An Innovative and Collaborative Approach to Collecting Climate Change Data

A significant multi-year climate change study

With Yukon Energy (YEC) generating 97 percent or more of all its electricity with hydro, it’s critical that the corporation be ready for any future changes in the watersheds that feed its facilities. With that in mind, YEC is partnering with the Northern Climate ExChange (NCE) at Yukon College and the Institut national de la recherche scientifique (INRS), a graduate school of the University of Quebec’s network, on a significant multi-year climate change study.

Photo Courtesy of Yukon College

Photo Courtesy of Yukon College

The research team is looking at how long-term changes in temperature, snow, rain and permafrost may impact three Yukon watersheds in the decades to come. This project will allow Yukon Energy to better forecast and manage water in each of its hydroelectric reservoirs in the short term while planning for the effects of climate change over time.

The research team will also develop a range of tools to allow Yukon Energy to forecast inflow to its Mayo, Aishihik and Whitehorse hydroelectric power plants on timescales ranging from weeks to years.
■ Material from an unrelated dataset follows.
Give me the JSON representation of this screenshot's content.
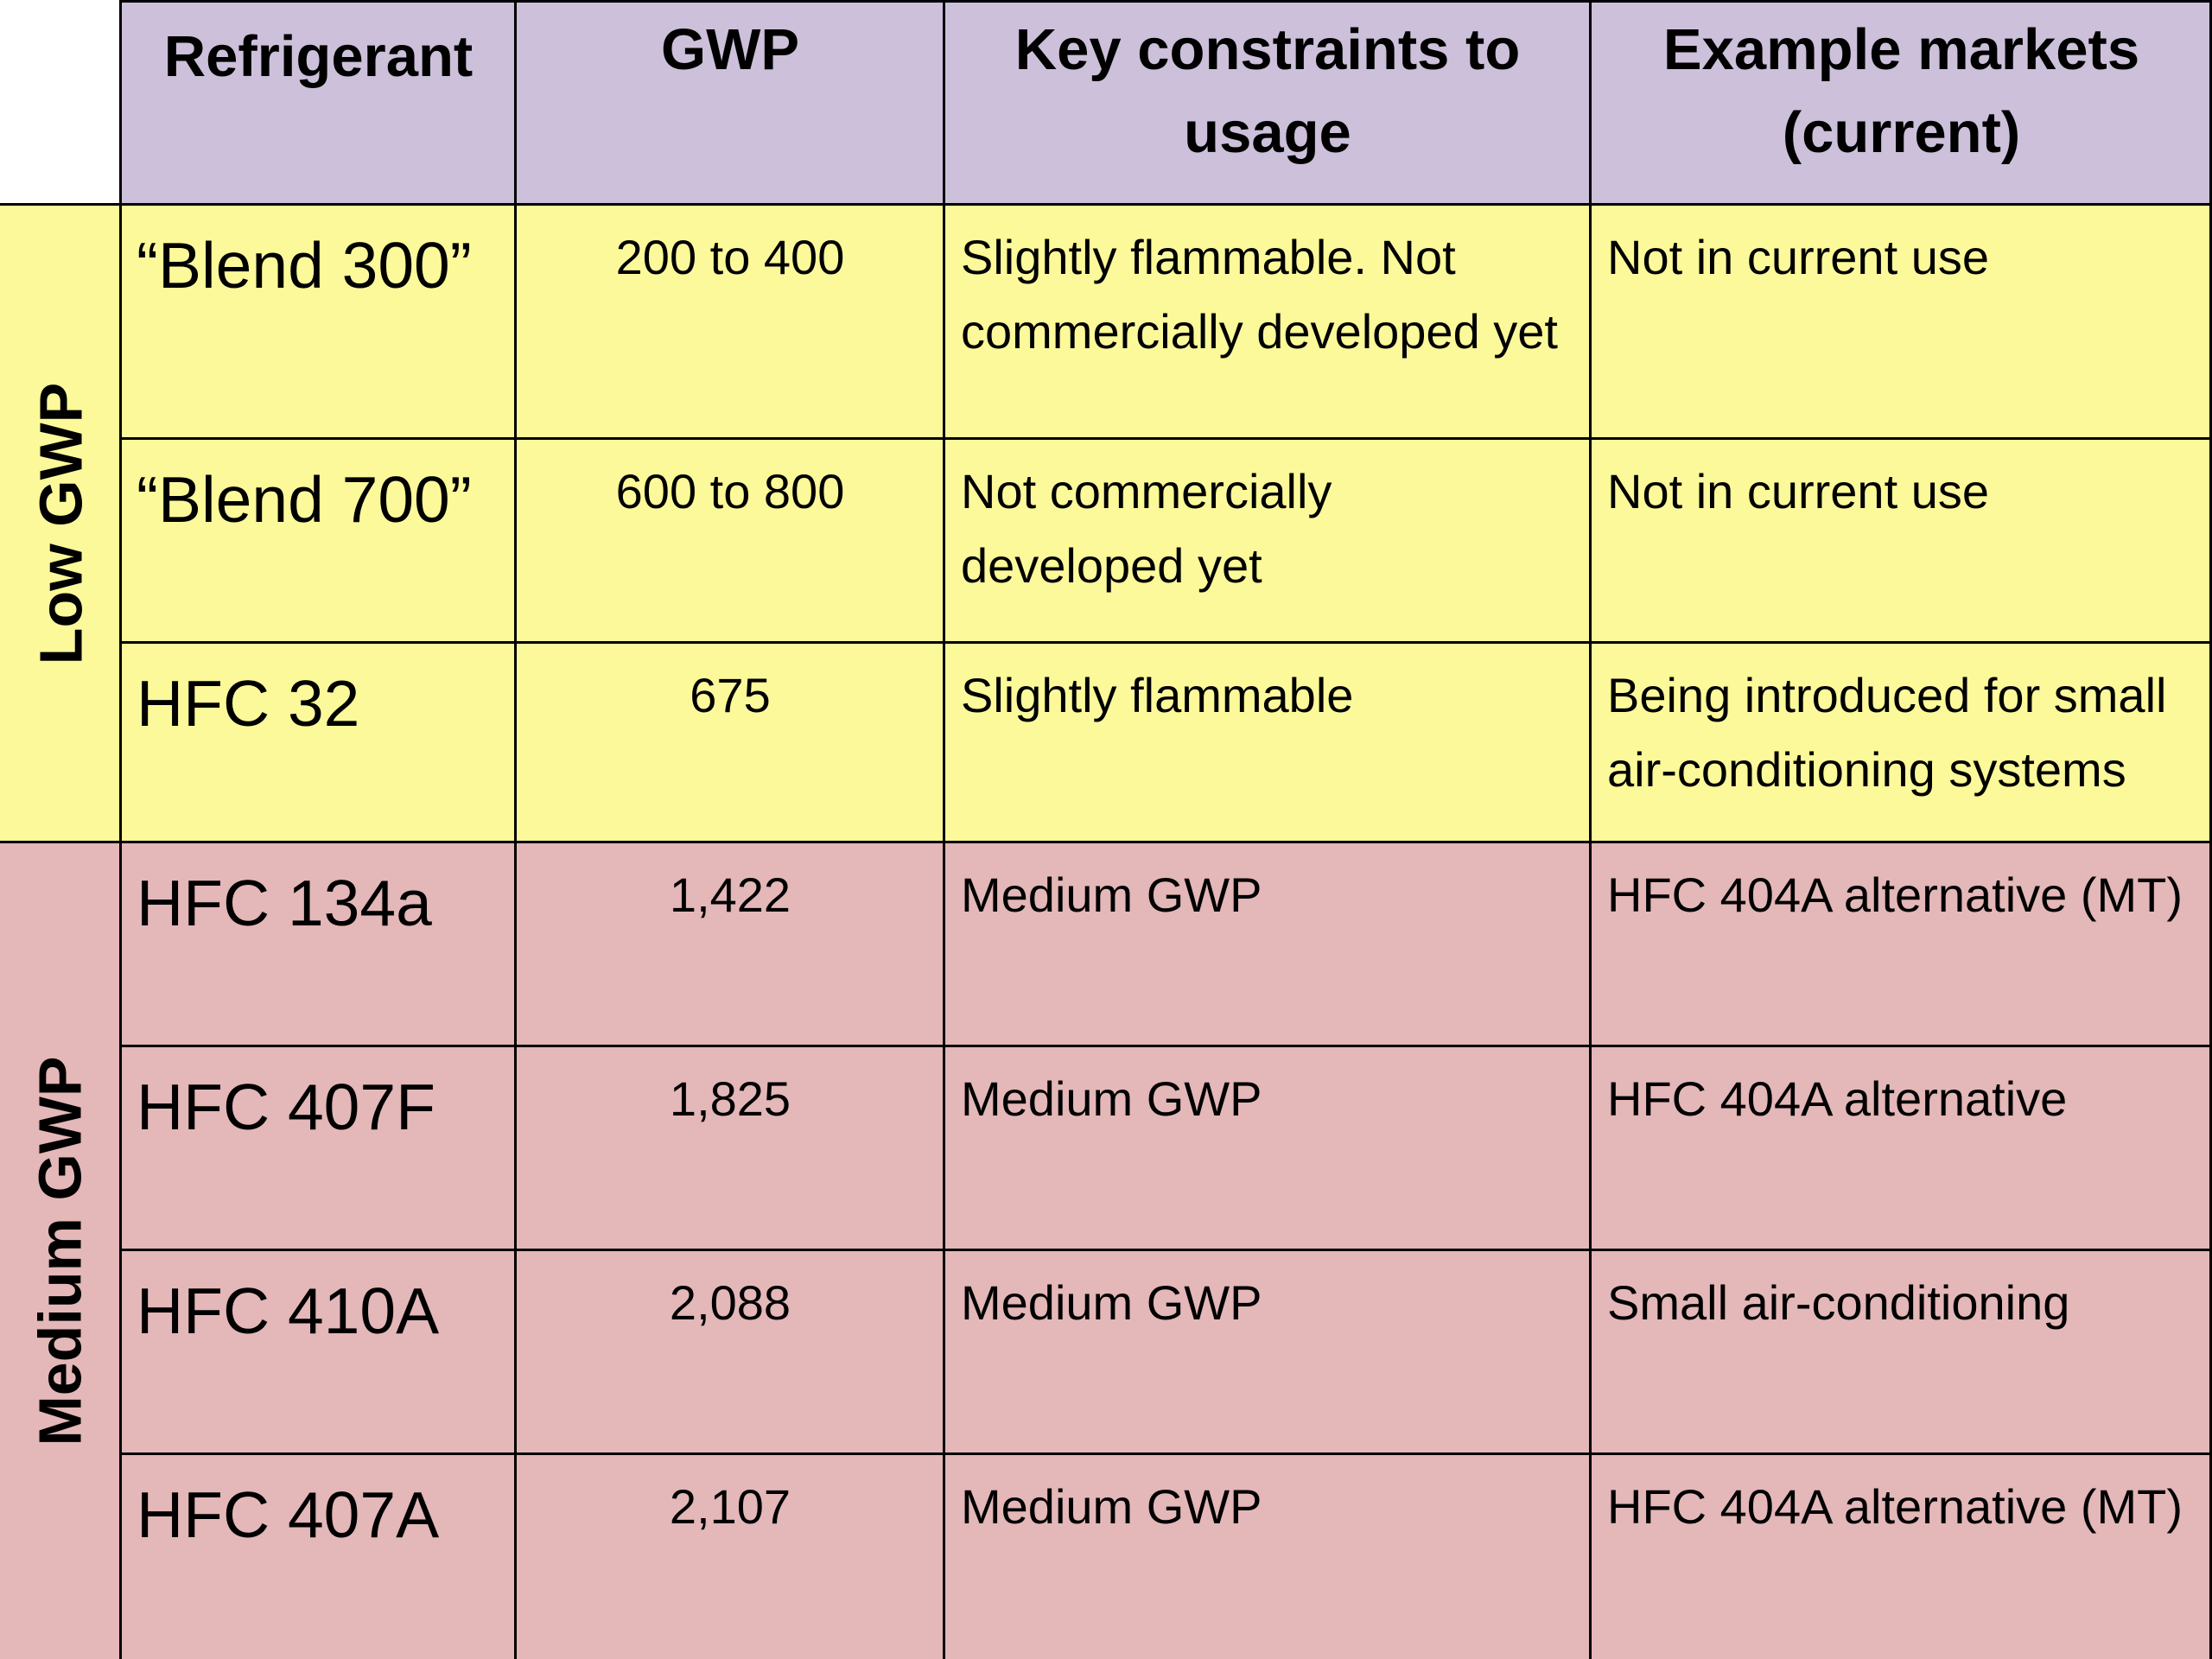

To create these tools, model advancements tailored for northern environments are being developed. Environment and Climate Change Canada (ECCC) products (i.e., observed and weather forecasts, stream flows) and various sources of climate projections will be used for the hydrological modelling system.
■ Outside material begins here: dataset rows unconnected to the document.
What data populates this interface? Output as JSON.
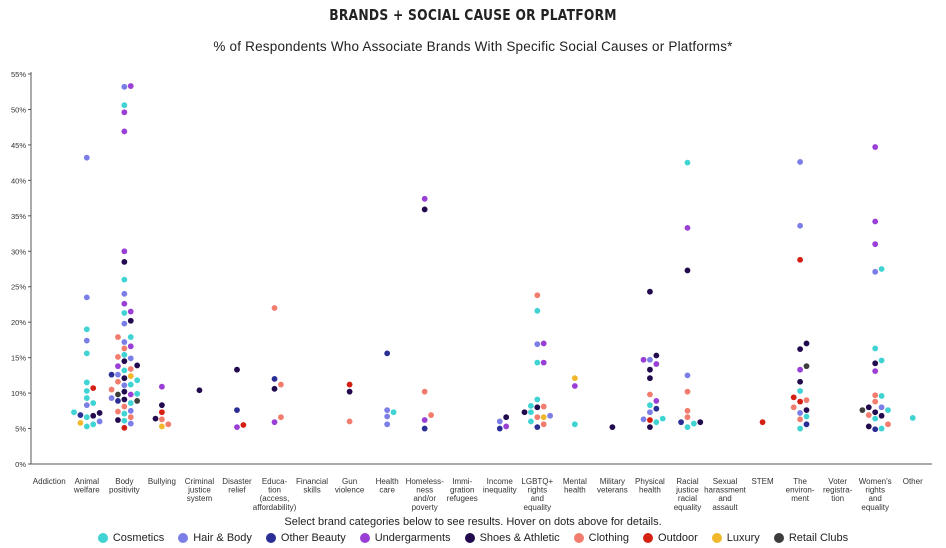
{
  "header": {
    "title": "BRANDS + SOCIAL CAUSE OR PLATFORM",
    "subtitle": "% of Respondents Who Associate Brands With Specific Social Causes or Platforms*"
  },
  "footer": {
    "instructions": "Select brand categories below to see results. Hover on dots above for details."
  },
  "legend": [
    {
      "label": "Cosmetics",
      "color": "#3fd3d3"
    },
    {
      "label": "Hair & Body",
      "color": "#7b7ee6"
    },
    {
      "label": "Other Beauty",
      "color": "#2b2f95"
    },
    {
      "label": "Undergarments",
      "color": "#9a3fd6"
    },
    {
      "label": "Shoes & Athletic",
      "color": "#210a4d"
    },
    {
      "label": "Clothing",
      "color": "#f27d6e"
    },
    {
      "label": "Outdoor",
      "color": "#d42012"
    },
    {
      "label": "Luxury",
      "color": "#f0b82a"
    },
    {
      "label": "Retail Clubs",
      "color": "#3c3c3c"
    }
  ],
  "chart_data": {
    "type": "scatter",
    "title": "BRANDS + SOCIAL CAUSE OR PLATFORM",
    "subtitle": "% of Respondents Who Associate Brands With Specific Social Causes or Platforms*",
    "ylim": [
      0,
      55
    ],
    "yticks": [
      "0%",
      "5%",
      "10%",
      "15%",
      "20%",
      "25%",
      "30%",
      "35%",
      "40%",
      "45%",
      "50%",
      "55%"
    ],
    "grid": false,
    "legend_position": "bottom",
    "categories": [
      [
        "Addiction"
      ],
      [
        "Animal",
        "welfare"
      ],
      [
        "Body",
        "positivity"
      ],
      [
        "Bullying"
      ],
      [
        "Criminal",
        "justice",
        "system"
      ],
      [
        "Disaster",
        "relief"
      ],
      [
        "Educa-",
        "tion",
        "(access,",
        "affordability)"
      ],
      [
        "Financial",
        "skills"
      ],
      [
        "Gun",
        "violence"
      ],
      [
        "Health",
        "care"
      ],
      [
        "Homeless-",
        "ness",
        "and/or",
        "poverty"
      ],
      [
        "Immi-",
        "gration",
        "refugees"
      ],
      [
        "Income",
        "inequality"
      ],
      [
        "LGBTQ+",
        "rights",
        "and",
        "equality"
      ],
      [
        "Mental",
        "health"
      ],
      [
        "Military",
        "veterans"
      ],
      [
        "Physical",
        "health"
      ],
      [
        "Racial",
        "justice",
        "racial",
        "equality"
      ],
      [
        "Sexual",
        "harassment",
        "and",
        "assault"
      ],
      [
        "STEM"
      ],
      [
        "The",
        "environ-",
        "ment"
      ],
      [
        "Voter",
        "registra-",
        "tion"
      ],
      [
        "Women's",
        "rights",
        "and",
        "equality"
      ],
      [
        "Other"
      ]
    ],
    "series": [
      {
        "name": "Cosmetics",
        "color": "#3fd3d3",
        "points": [
          [
            1,
            5.3
          ],
          [
            1,
            5.6
          ],
          [
            1,
            6.6
          ],
          [
            1,
            7.3
          ],
          [
            1,
            8.6
          ],
          [
            1,
            9.3
          ],
          [
            1,
            10.3
          ],
          [
            1,
            11.5
          ],
          [
            1,
            15.6
          ],
          [
            1,
            19.0
          ],
          [
            2,
            6.1
          ],
          [
            2,
            7.1
          ],
          [
            2,
            8.6
          ],
          [
            2,
            9.9
          ],
          [
            2,
            11.2
          ],
          [
            2,
            11.8
          ],
          [
            2,
            13.2
          ],
          [
            2,
            15.4
          ],
          [
            2,
            17.9
          ],
          [
            2,
            21.3
          ],
          [
            2,
            26.0
          ],
          [
            2,
            50.6
          ],
          [
            9,
            7.3
          ],
          [
            13,
            6.0
          ],
          [
            13,
            7.3
          ],
          [
            13,
            8.2
          ],
          [
            13,
            9.1
          ],
          [
            13,
            14.3
          ],
          [
            13,
            21.6
          ],
          [
            14,
            5.6
          ],
          [
            16,
            5.9
          ],
          [
            16,
            6.4
          ],
          [
            16,
            8.3
          ],
          [
            17,
            5.2
          ],
          [
            17,
            5.7
          ],
          [
            17,
            42.5
          ],
          [
            20,
            5.0
          ],
          [
            20,
            6.7
          ],
          [
            20,
            10.3
          ],
          [
            22,
            5.0
          ],
          [
            22,
            6.4
          ],
          [
            22,
            7.6
          ],
          [
            22,
            9.6
          ],
          [
            22,
            14.6
          ],
          [
            22,
            16.3
          ],
          [
            22,
            27.5
          ],
          [
            23,
            6.5
          ]
        ]
      },
      {
        "name": "Hair & Body",
        "color": "#7b7ee6",
        "points": [
          [
            1,
            6.0
          ],
          [
            1,
            8.3
          ],
          [
            1,
            17.4
          ],
          [
            1,
            23.5
          ],
          [
            1,
            43.2
          ],
          [
            2,
            5.7
          ],
          [
            2,
            7.5
          ],
          [
            2,
            9.3
          ],
          [
            2,
            11.1
          ],
          [
            2,
            12.6
          ],
          [
            2,
            14.9
          ],
          [
            2,
            17.2
          ],
          [
            2,
            19.8
          ],
          [
            2,
            24.0
          ],
          [
            2,
            53.2
          ],
          [
            9,
            5.6
          ],
          [
            9,
            6.7
          ],
          [
            9,
            7.6
          ],
          [
            12,
            6.0
          ],
          [
            13,
            6.8
          ],
          [
            13,
            16.9
          ],
          [
            16,
            6.3
          ],
          [
            16,
            7.3
          ],
          [
            16,
            14.7
          ],
          [
            17,
            12.5
          ],
          [
            20,
            7.2
          ],
          [
            20,
            33.6
          ],
          [
            20,
            42.6
          ],
          [
            22,
            8.0
          ],
          [
            22,
            27.1
          ]
        ]
      },
      {
        "name": "Other Beauty",
        "color": "#2b2f95",
        "points": [
          [
            1,
            6.9
          ],
          [
            2,
            8.9
          ],
          [
            2,
            12.6
          ],
          [
            5,
            7.6
          ],
          [
            6,
            12.0
          ],
          [
            9,
            15.6
          ],
          [
            10,
            5.0
          ],
          [
            12,
            5.0
          ],
          [
            13,
            5.2
          ],
          [
            16,
            7.8
          ],
          [
            17,
            5.9
          ],
          [
            20,
            5.6
          ],
          [
            22,
            4.9
          ]
        ]
      },
      {
        "name": "Undergarments",
        "color": "#9a3fd6",
        "points": [
          [
            2,
            9.8
          ],
          [
            2,
            13.8
          ],
          [
            2,
            16.6
          ],
          [
            2,
            21.5
          ],
          [
            2,
            22.6
          ],
          [
            2,
            30.0
          ],
          [
            2,
            46.9
          ],
          [
            2,
            49.6
          ],
          [
            2,
            53.3
          ],
          [
            3,
            10.9
          ],
          [
            5,
            5.2
          ],
          [
            6,
            5.9
          ],
          [
            10,
            6.2
          ],
          [
            10,
            37.4
          ],
          [
            12,
            5.3
          ],
          [
            13,
            14.3
          ],
          [
            13,
            17.0
          ],
          [
            14,
            11.0
          ],
          [
            16,
            8.9
          ],
          [
            16,
            14.1
          ],
          [
            16,
            14.7
          ],
          [
            17,
            33.3
          ],
          [
            20,
            13.3
          ],
          [
            22,
            13.1
          ],
          [
            22,
            31.0
          ],
          [
            22,
            34.2
          ],
          [
            22,
            44.7
          ]
        ]
      },
      {
        "name": "Shoes & Athletic",
        "color": "#210a4d",
        "points": [
          [
            1,
            6.8
          ],
          [
            1,
            7.2
          ],
          [
            2,
            6.2
          ],
          [
            2,
            9.1
          ],
          [
            2,
            10.2
          ],
          [
            2,
            12.1
          ],
          [
            2,
            13.9
          ],
          [
            2,
            14.5
          ],
          [
            2,
            20.2
          ],
          [
            2,
            28.5
          ],
          [
            3,
            6.4
          ],
          [
            3,
            8.3
          ],
          [
            4,
            10.4
          ],
          [
            5,
            13.3
          ],
          [
            6,
            10.6
          ],
          [
            8,
            10.2
          ],
          [
            10,
            35.9
          ],
          [
            12,
            6.6
          ],
          [
            13,
            7.3
          ],
          [
            13,
            8.0
          ],
          [
            15,
            5.2
          ],
          [
            16,
            5.2
          ],
          [
            16,
            12.1
          ],
          [
            16,
            13.3
          ],
          [
            16,
            15.3
          ],
          [
            16,
            24.3
          ],
          [
            17,
            5.9
          ],
          [
            17,
            27.3
          ],
          [
            20,
            7.6
          ],
          [
            20,
            11.6
          ],
          [
            20,
            16.2
          ],
          [
            20,
            17.0
          ],
          [
            22,
            5.3
          ],
          [
            22,
            6.8
          ],
          [
            22,
            7.3
          ],
          [
            22,
            8.0
          ],
          [
            22,
            14.2
          ]
        ]
      },
      {
        "name": "Clothing",
        "color": "#f27d6e",
        "points": [
          [
            2,
            6.6
          ],
          [
            2,
            7.4
          ],
          [
            2,
            8.1
          ],
          [
            2,
            10.5
          ],
          [
            2,
            11.6
          ],
          [
            2,
            13.4
          ],
          [
            2,
            15.1
          ],
          [
            2,
            16.3
          ],
          [
            2,
            17.9
          ],
          [
            3,
            5.6
          ],
          [
            3,
            6.3
          ],
          [
            6,
            6.6
          ],
          [
            6,
            11.2
          ],
          [
            6,
            22.0
          ],
          [
            8,
            6.0
          ],
          [
            10,
            6.9
          ],
          [
            10,
            10.2
          ],
          [
            13,
            5.6
          ],
          [
            13,
            6.6
          ],
          [
            13,
            8.1
          ],
          [
            13,
            23.8
          ],
          [
            16,
            9.8
          ],
          [
            17,
            6.6
          ],
          [
            17,
            7.5
          ],
          [
            17,
            10.2
          ],
          [
            20,
            6.3
          ],
          [
            20,
            8.0
          ],
          [
            20,
            9.0
          ],
          [
            22,
            5.6
          ],
          [
            22,
            6.9
          ],
          [
            22,
            8.8
          ],
          [
            22,
            9.7
          ]
        ]
      },
      {
        "name": "Outdoor",
        "color": "#d42012",
        "points": [
          [
            1,
            10.7
          ],
          [
            2,
            5.1
          ],
          [
            3,
            7.3
          ],
          [
            5,
            5.5
          ],
          [
            8,
            11.2
          ],
          [
            16,
            6.2
          ],
          [
            19,
            5.9
          ],
          [
            20,
            8.8
          ],
          [
            20,
            9.4
          ],
          [
            20,
            28.8
          ]
        ]
      },
      {
        "name": "Luxury",
        "color": "#f0b82a",
        "points": [
          [
            1,
            5.8
          ],
          [
            2,
            12.4
          ],
          [
            3,
            5.3
          ],
          [
            13,
            6.6
          ],
          [
            14,
            12.1
          ]
        ]
      },
      {
        "name": "Retail Clubs",
        "color": "#3c3c3c",
        "points": [
          [
            2,
            8.9
          ],
          [
            2,
            9.8
          ],
          [
            20,
            13.8
          ],
          [
            22,
            7.6
          ]
        ]
      }
    ]
  }
}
Local First Nations are involved in this work. Since the latest phase of the project is being done within the traditional territories of the Champagne and Aishihik First Nations (CAFN) and First Nation of Na-Cho Nyak Dun (NND), Yukon Energy and the Northern Climate ExChange worked with each First Nation to determine the best locations for the new data collection stations. Local First Nations citizens were invited to work as field assistants, and all data gathered through this project is being shared with the two First Nations.

Project teams are planning to engage local schoolchildren in the project with presentations and interactive experiments.

Photo Courtesy of Yukon College

Conducting climate change research is fairly common practice among hydro utilities. However, connecting industry with local indigenous knowledge and applied research expertise from Canadian colleges will result in innovative technologies to help insure Yukoners continue to enjoy an abundant supply of sustainable electricity.